Studierende der Fachhochschule Bochum entwickeln im Rahmen des Projekts „Solar Car“ alle zwei Jahre ein solarbetriebenes Auto.
(Bild: FH Bochum)

Innovative Ideen sollen belohnt werden: Deshalb ist Nachwuchsförderung für Norelem sehr wichtig. Wer im Rahmen seiner Ausbildung an einer Hochschule im deutschsprachigen Raum eine Projektarbeit plant, erhält die benötigten Produkte – und zwar kostenlos. „Es passiert so gut wie nie, dass wir Projekte ablehnen. Die Kreativität der Studenten ist wirklich eindrucksvoll“, sagt Marcus Schneck, „derzeit unterstützen wir 15 laufende Projekte.“ Falls es beim Einbau der Komponenten Fragen gibt oder das richtige Produkt für die jeweilige Anwendung erst noch gefunden werden muss, ist auch die Beratung durch das Norelem-Fachpersonal im Sponsoring-Paket inbegriffen. „Nur wenn wir heute Talente fördern, können Ideen von morgen auch verwirklicht werden“, betont der Geschäftsführer. „Von gut ausgebildeten Arbeitskräften profitiert nachhaltig die gesamte Industriebranche Deutschlands.“

Die unterstützten Projektarbeiten umfassen inhaltlich eine große Bandbreite: von intelligenten Robotern bis zum besonders komfortablen Liegerad ist alles dabei.
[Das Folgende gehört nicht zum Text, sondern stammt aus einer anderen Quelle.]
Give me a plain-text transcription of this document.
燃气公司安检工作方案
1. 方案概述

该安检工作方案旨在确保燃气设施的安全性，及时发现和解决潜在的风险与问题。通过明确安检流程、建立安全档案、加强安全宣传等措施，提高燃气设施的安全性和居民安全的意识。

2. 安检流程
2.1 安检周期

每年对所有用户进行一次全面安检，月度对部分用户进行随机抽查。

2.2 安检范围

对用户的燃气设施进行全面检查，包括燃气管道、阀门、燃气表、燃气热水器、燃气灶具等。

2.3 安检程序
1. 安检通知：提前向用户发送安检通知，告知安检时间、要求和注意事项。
Populär sind Projekte aus dem Automobilbereich – zum Beispiel die „Formula Student“-Wettbewerbe, bei denen Studenten Rennwagen selbst konstruieren. „Es ist faszinierend, wie viel Leidenschaft und Zeit die Teilnehmer in ihre Autos investieren“, erzählt Svenja Binder, Marketing Referentin bei Norelem. Nicht selten sind aber auch ungewöhnliche und kreative Konzepte, wie zum Beispiel das Projekt „ACTOR“ , bei dem Studenten Experimente mit einer voll funktionsfähigen, echten Rakete durchführen.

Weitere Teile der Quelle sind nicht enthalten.